Anti-klimaks Tim Samba

Fans Brasil
Petaka itu sepertinya sudah datang sejak menit ke-64 di laga Brasil kontra Kolombia, Sabtu lalu. Kesengajaan Thiago Silva memblok tendangan kiper David Ospina, berbuah kartu kuning dari wasit, yang membuat sang kapten harus absen di laga semifinal melawan Jerman.
Hal itu diperparah lagi dengan dipastikannya Neymar juga tidak dapat bermain di sisa laga Piala Dunia 2014 akibat cedera tulang punggung, setelah dilanggar oleh Camillo Zuniga pada pertandingan yang sama.

Kehilangan dua pilar penting, yang menjadi roh dari tim Samba ini membuat keraguan saya terhadap tim besutan Scolari itu bertambah. Sejak laga pembuka Piala Dunia 2014 melawan Kroasia, performa tim ini memang sangat kurang. Mereka terlihat tegang sekali. Tidak seperti saat bermain di Piala Konfederasi setahun silam.
Terlihat ada beban mental yang besar di para pemain yang rata-rata masih muda itu, mengingat ekspektasi yang sangat besar dari masyarakat Brasil agar mereka bisa meraih juara di negeri sendiri.

Celah itu pun dimanfaatkan oleh para pemain Jerman saat semifinal Selasa lalu. Satu yang tidak saya duga adalah kalau kemenangan Jerman akan setelak itu. Para pemain Brasil seolah tidak tahu apa yang harus dilakukan. Pertahanan rapuh, serangan pun tumpul. Pemain tengah dibuat tidak berdaya. Babak pertama benar-benar menjadi milik Der Panzer. Sempat membaik di babak kedua, tapi seringnya David Luiz meninggalkan posisinya karena aktif membantu serangan, dimanfaatkan oleh Jerman dengan menambah dua gol lagi lewat serangan balik mematikan.

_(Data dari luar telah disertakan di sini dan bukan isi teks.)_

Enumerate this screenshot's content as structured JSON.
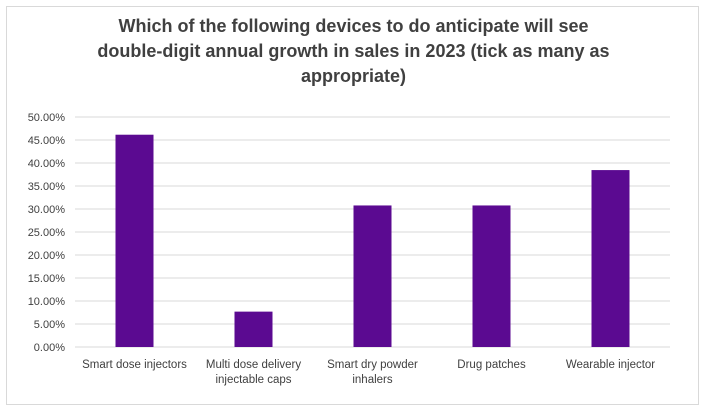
{
  "chart_data": {
    "type": "bar",
    "title": "Which of the following devices to do anticipate will see\ndouble-digit annual growth in sales in 2023 (tick as many as\nappropriate)",
    "xlabel": "",
    "ylabel": "",
    "categories": [
      [
        "Smart dose injectors"
      ],
      [
        "Multi dose delivery",
        "injectable caps"
      ],
      [
        "Smart dry powder",
        "inhalers"
      ],
      [
        "Drug patches"
      ],
      [
        "Wearable injector"
      ]
    ],
    "values": [
      46.15,
      7.69,
      30.77,
      30.77,
      38.46
    ],
    "ylim": [
      0,
      50
    ],
    "yticks": [
      "0.00%",
      "5.00%",
      "10.00%",
      "15.00%",
      "20.00%",
      "25.00%",
      "30.00%",
      "35.00%",
      "40.00%",
      "45.00%",
      "50.00%"
    ],
    "grid": true,
    "legend": "none",
    "bar_color": "#5b0a91",
    "grid_color": "#d9d9d9"
  }
}
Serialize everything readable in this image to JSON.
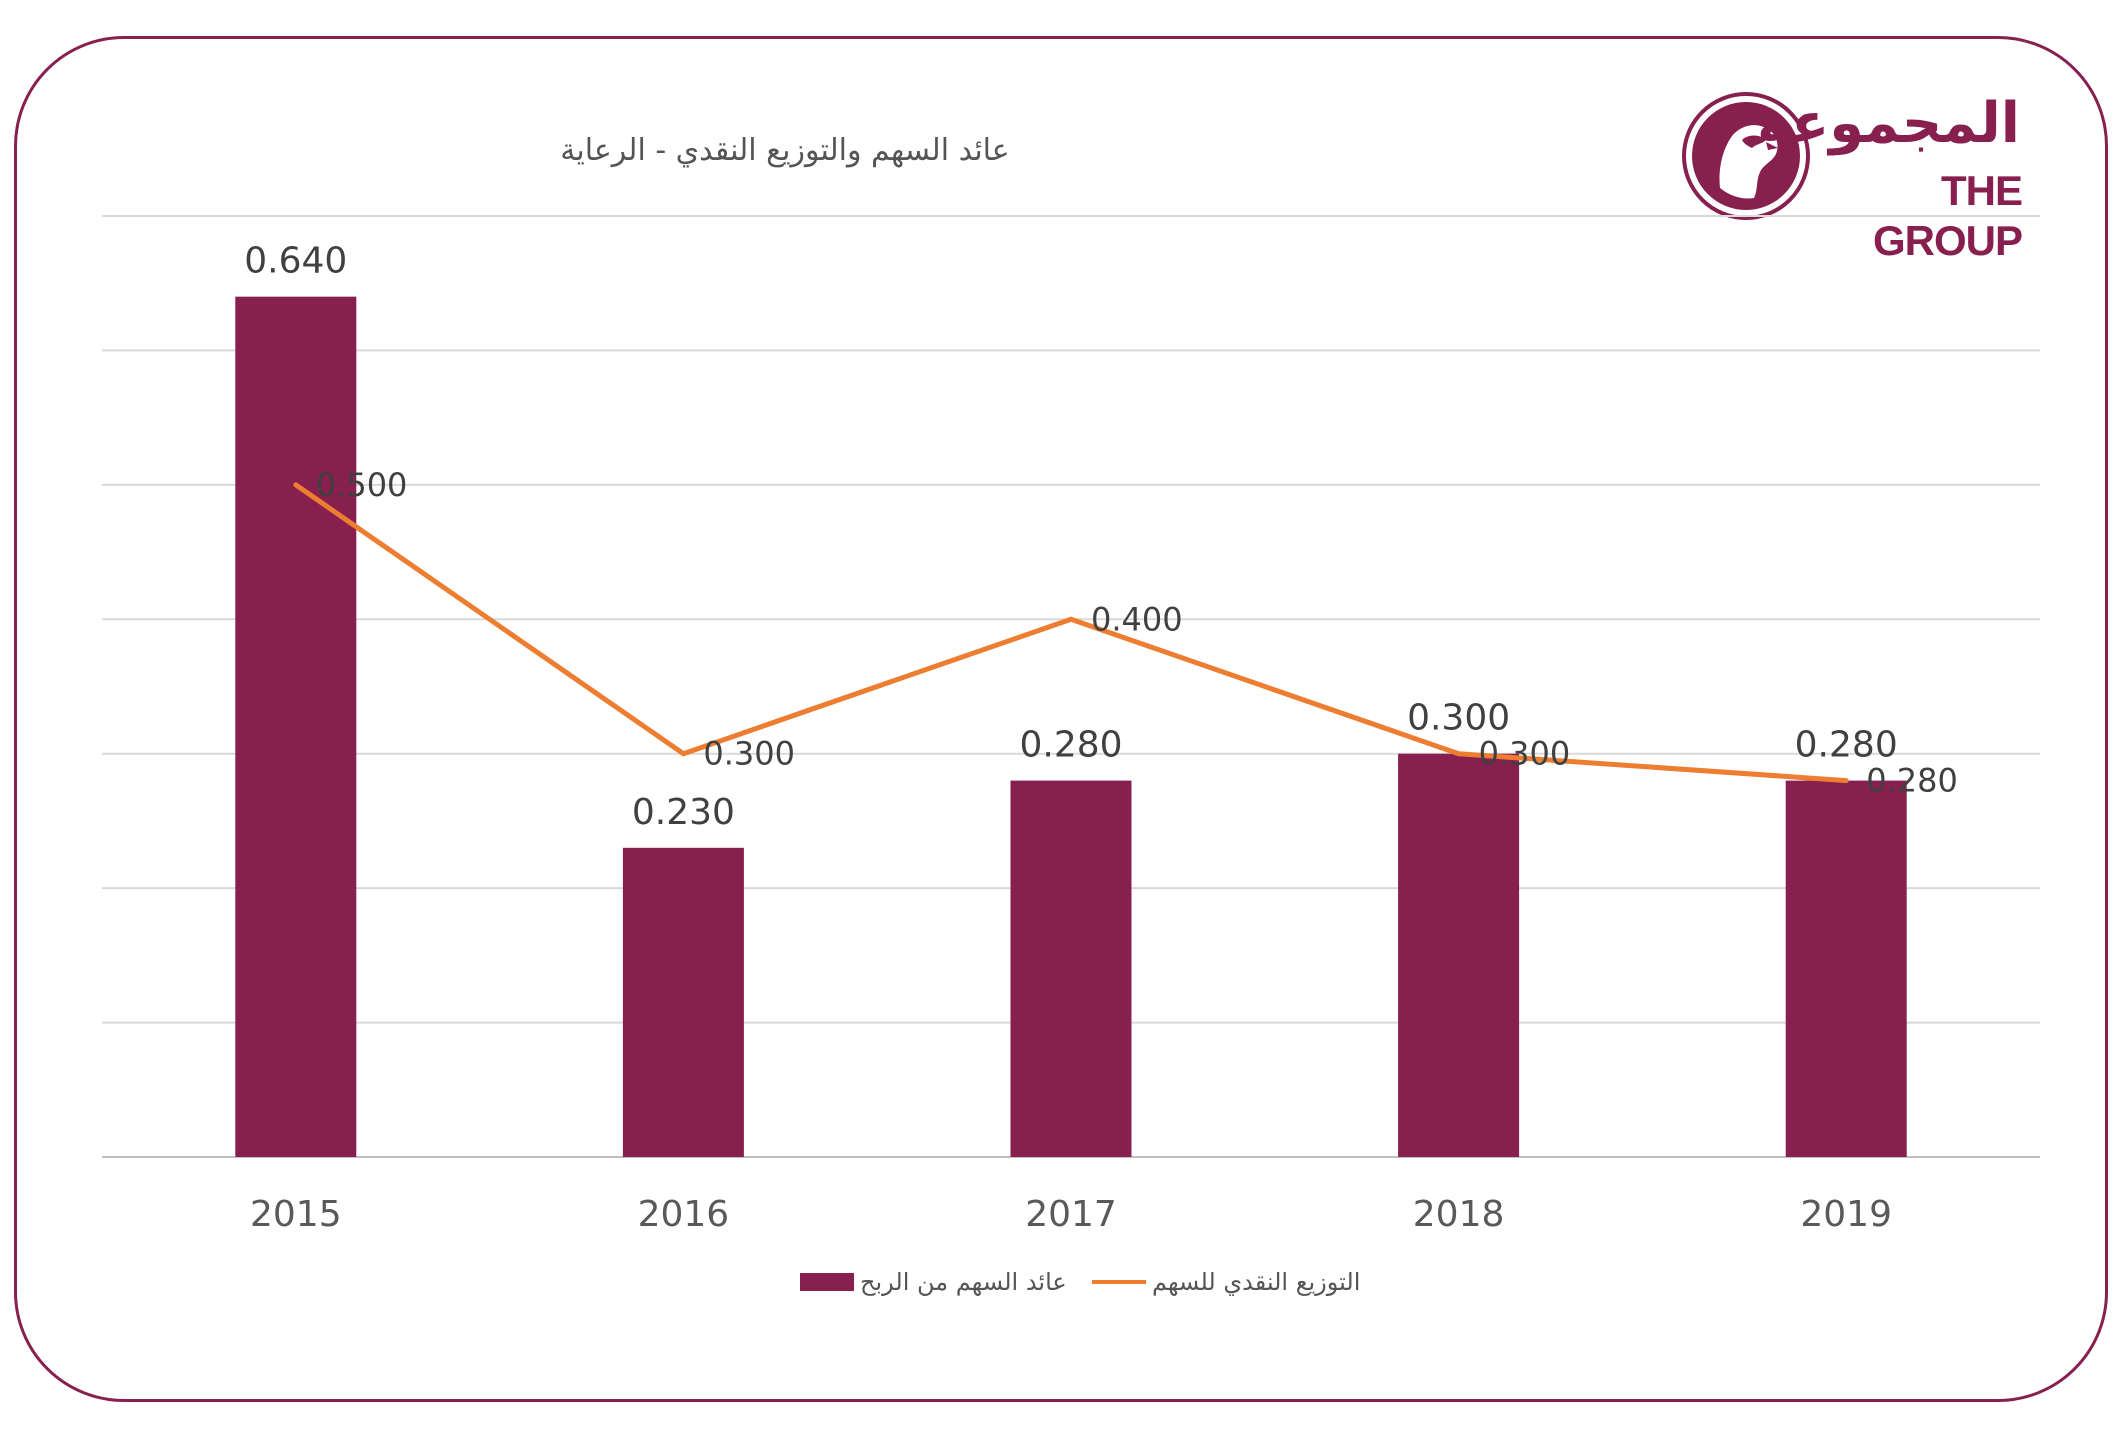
{
  "chart_data": {
    "type": "bar",
    "title": "عائد السهم والتوزيع النقدي - الرعاية",
    "categories": [
      "2015",
      "2016",
      "2017",
      "2018",
      "2019"
    ],
    "series": [
      {
        "name": "عائد السهم من الربح",
        "type": "bar",
        "color": "#87204f",
        "values": [
          0.64,
          0.23,
          0.28,
          0.3,
          0.28
        ],
        "labels": [
          "0.640",
          "0.230",
          "0.280",
          "0.300",
          "0.280"
        ]
      },
      {
        "name": "التوزيع النقدي للسهم",
        "type": "line",
        "color": "#ed7d31",
        "values": [
          0.5,
          0.3,
          0.4,
          0.3,
          0.28
        ],
        "labels": [
          "0.500",
          "0.300",
          "0.400",
          "0.300",
          "0.280"
        ]
      }
    ],
    "ylim": [
      0,
      0.7
    ],
    "grid": true,
    "legend": "bottom"
  },
  "logo": {
    "arabic": "المجموعة",
    "english": "THE GROUP"
  },
  "colors": {
    "brand": "#87204f",
    "line": "#ed7d31",
    "grid": "#d9d9d9",
    "text": "#404040"
  }
}
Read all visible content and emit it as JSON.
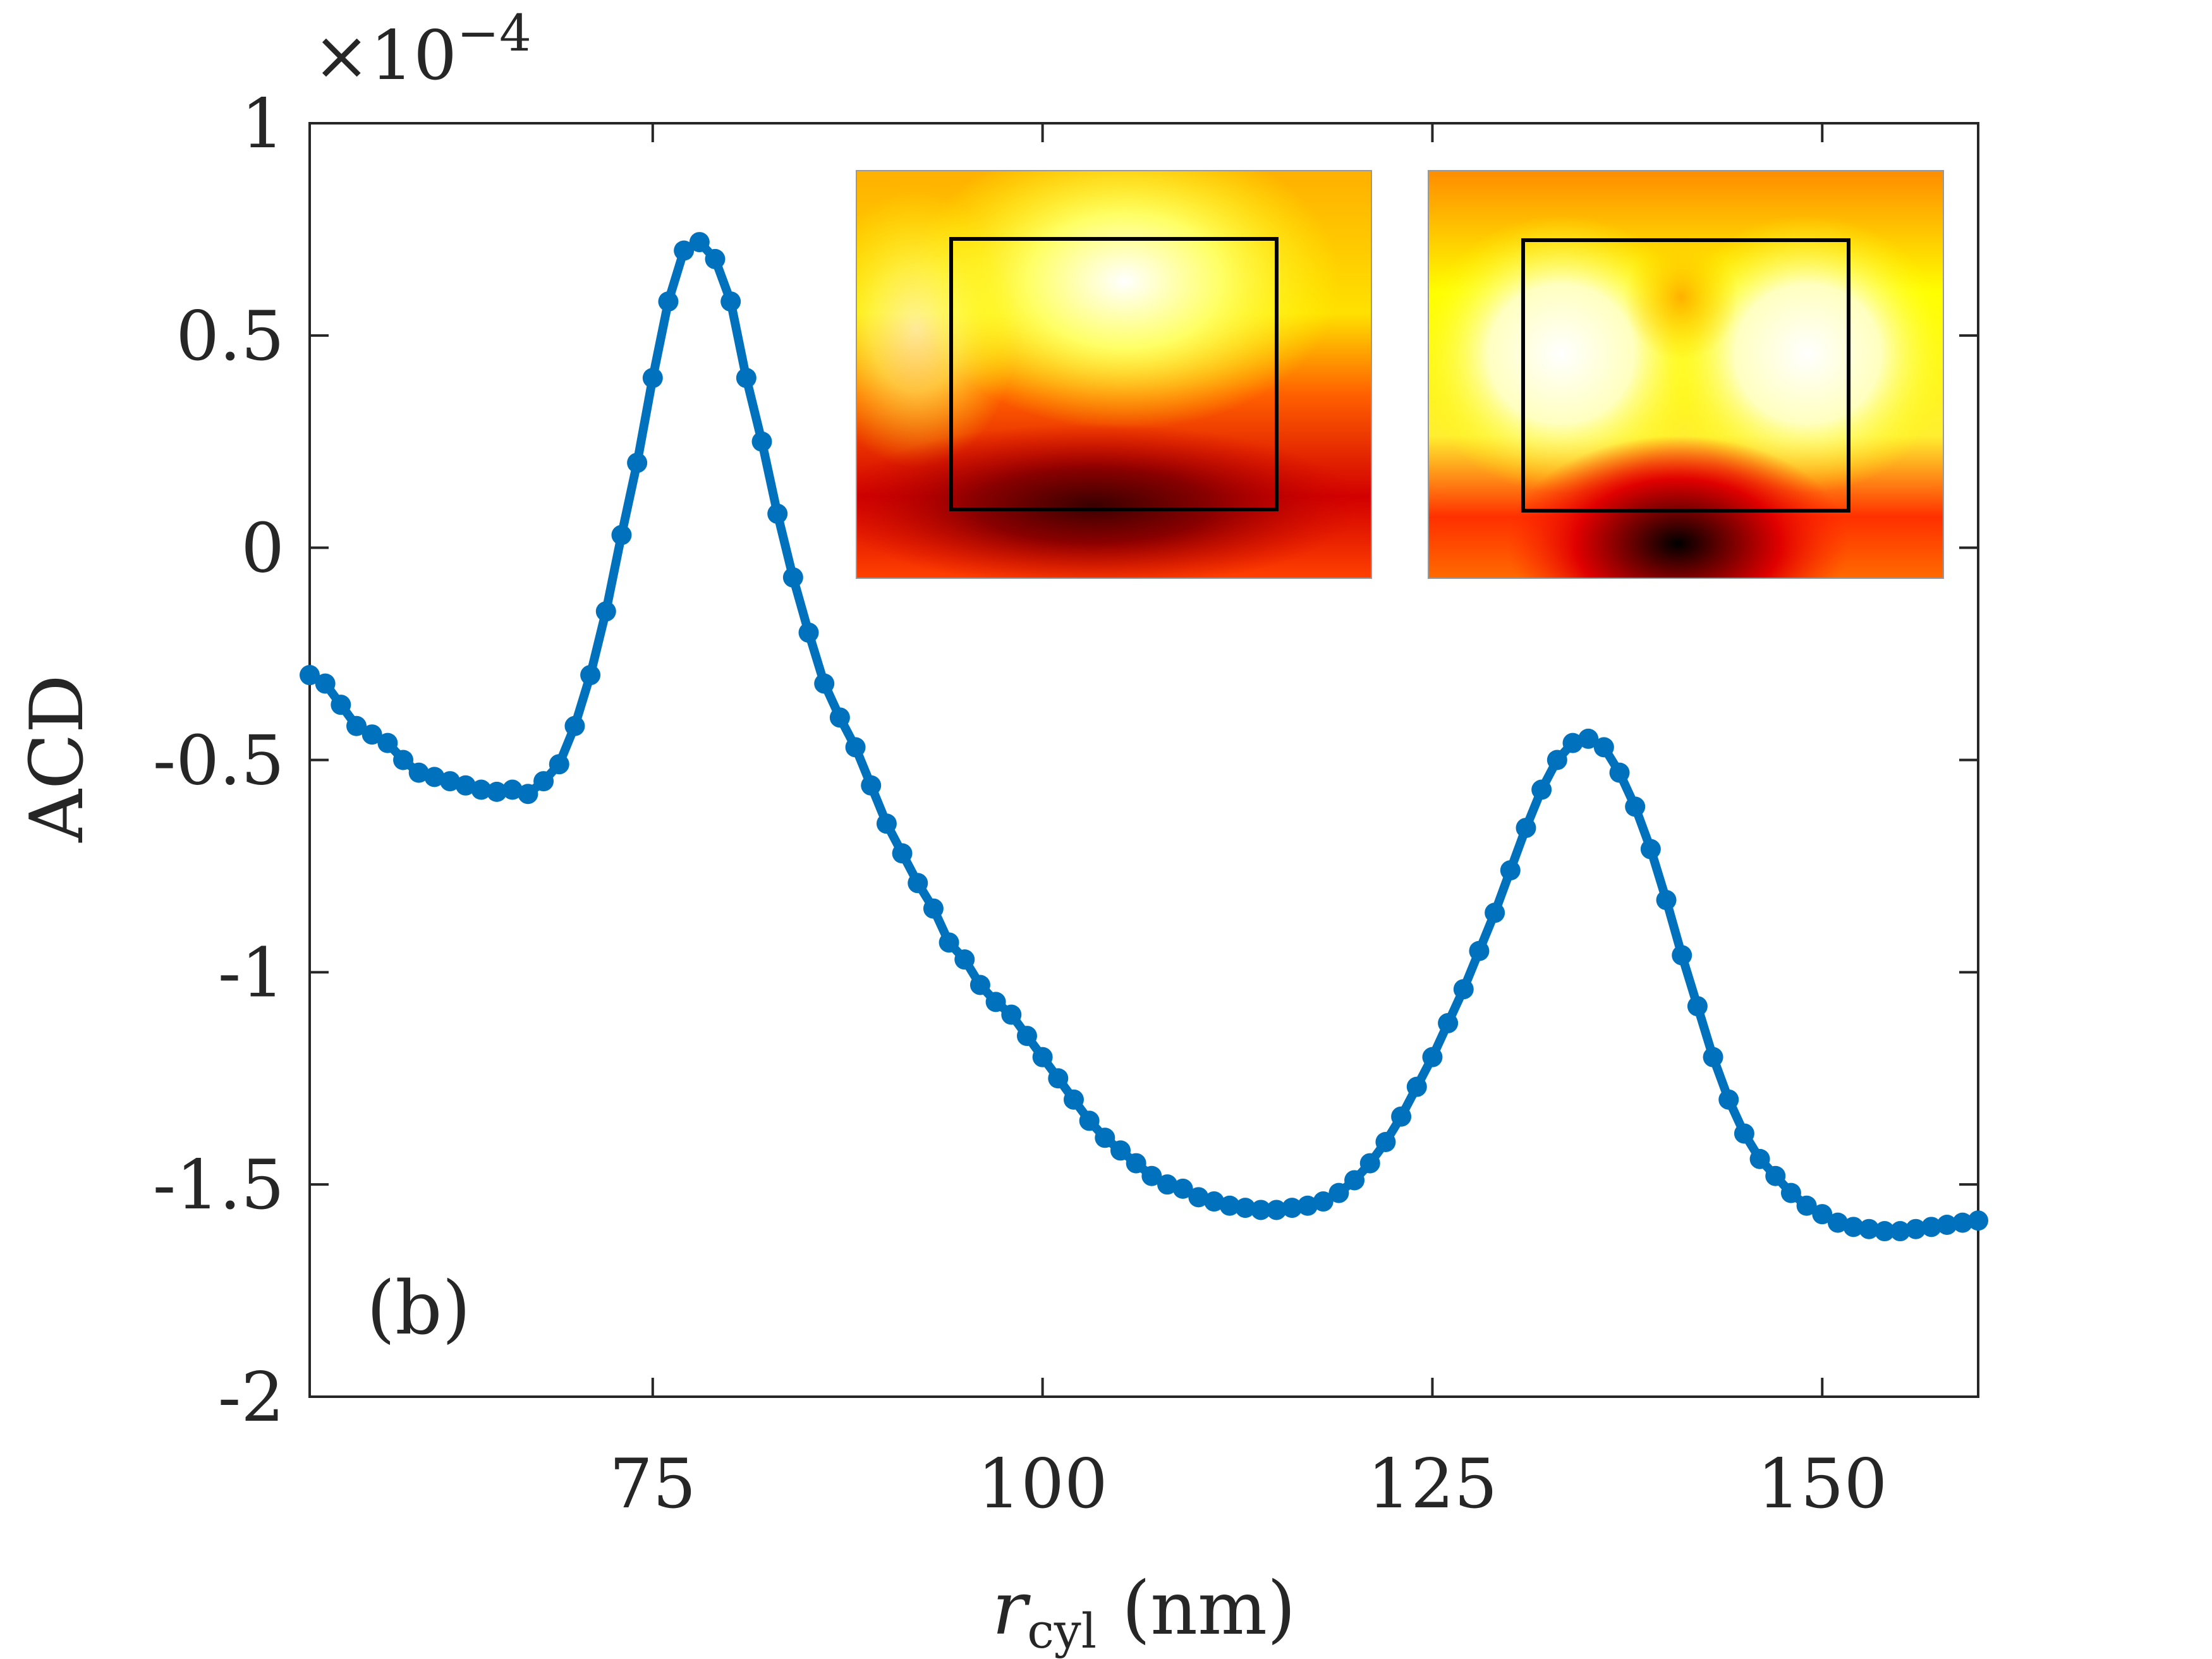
{
  "chart_data": {
    "type": "line",
    "title": "",
    "xlabel": "r",
    "xlabel_subscript": "cyl",
    "xlabel_unit": "(nm)",
    "ylabel": "ACD",
    "y_multiplier": "×10",
    "y_multiplier_exponent": "−4",
    "panel_label": "(b)",
    "xlim": [
      53,
      160
    ],
    "ylim": [
      -2,
      1
    ],
    "xticks": [
      75,
      100,
      125,
      150
    ],
    "xtick_labels": [
      "75",
      "100",
      "125",
      "150"
    ],
    "yticks": [
      1,
      0.5,
      0,
      -0.5,
      -1,
      -1.5,
      -2
    ],
    "ytick_labels": [
      "1",
      "0.5",
      "0",
      "-0.5",
      "-1",
      "-1.5",
      "-2"
    ],
    "grid": false,
    "line_color": "#0072BD",
    "insets": [
      {
        "name": "field-map-left",
        "frame": "inner-rectangle"
      },
      {
        "name": "field-map-right",
        "frame": "inner-rectangle"
      }
    ],
    "series": [
      {
        "x": [
          53,
          54,
          55,
          56,
          57,
          58,
          59,
          60,
          61,
          62,
          63,
          64,
          65,
          66,
          67,
          68,
          69,
          70,
          71,
          72,
          73,
          74,
          75,
          76,
          77,
          78,
          79,
          80,
          81,
          82,
          83,
          84,
          85,
          86,
          87,
          88,
          89,
          90,
          91,
          92,
          93,
          94,
          95,
          96,
          97,
          98,
          99,
          100,
          101,
          102,
          103,
          104,
          105,
          106,
          107,
          108,
          109,
          110,
          111,
          112,
          113,
          114,
          115,
          116,
          117,
          118,
          119,
          120,
          121,
          122,
          123,
          124,
          125,
          126,
          127,
          128,
          129,
          130,
          131,
          132,
          133,
          134,
          135,
          136,
          137,
          138,
          139,
          140,
          141,
          142,
          143,
          144,
          145,
          146,
          147,
          148,
          149,
          150,
          151,
          152,
          153,
          154,
          155,
          156,
          157,
          158,
          159,
          160
        ],
        "y": [
          -0.3,
          -0.32,
          -0.37,
          -0.42,
          -0.44,
          -0.46,
          -0.5,
          -0.53,
          -0.54,
          -0.55,
          -0.56,
          -0.57,
          -0.575,
          -0.57,
          -0.58,
          -0.55,
          -0.51,
          -0.42,
          -0.3,
          -0.15,
          0.03,
          0.2,
          0.4,
          0.58,
          0.7,
          0.72,
          0.68,
          0.58,
          0.4,
          0.25,
          0.08,
          -0.07,
          -0.2,
          -0.32,
          -0.4,
          -0.47,
          -0.56,
          -0.65,
          -0.72,
          -0.79,
          -0.85,
          -0.93,
          -0.97,
          -1.03,
          -1.07,
          -1.1,
          -1.15,
          -1.2,
          -1.25,
          -1.3,
          -1.35,
          -1.39,
          -1.42,
          -1.45,
          -1.48,
          -1.5,
          -1.51,
          -1.53,
          -1.54,
          -1.55,
          -1.555,
          -1.56,
          -1.56,
          -1.555,
          -1.55,
          -1.54,
          -1.52,
          -1.49,
          -1.45,
          -1.4,
          -1.34,
          -1.27,
          -1.2,
          -1.12,
          -1.04,
          -0.95,
          -0.86,
          -0.76,
          -0.66,
          -0.57,
          -0.5,
          -0.46,
          -0.45,
          -0.47,
          -0.53,
          -0.61,
          -0.71,
          -0.83,
          -0.96,
          -1.08,
          -1.2,
          -1.3,
          -1.38,
          -1.44,
          -1.48,
          -1.52,
          -1.55,
          -1.57,
          -1.59,
          -1.6,
          -1.605,
          -1.61,
          -1.61,
          -1.605,
          -1.6,
          -1.595,
          -1.59,
          -1.585
        ]
      }
    ]
  }
}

Sejak pertama kali menonton Brasil di final Piala Dunia 1998 melawan Perancis, semifinal 2014 ini adalah permainan terburuk tim Samba yang pernah saya lihat. Mereka benar-benar bermain tanpa visi sedikitpun. Ketergantungan akan sosok Neymar dan Thiago Silva, sangat terlihat sekali. Saya tidak melihat adanya mental juara di diri para pemainnya.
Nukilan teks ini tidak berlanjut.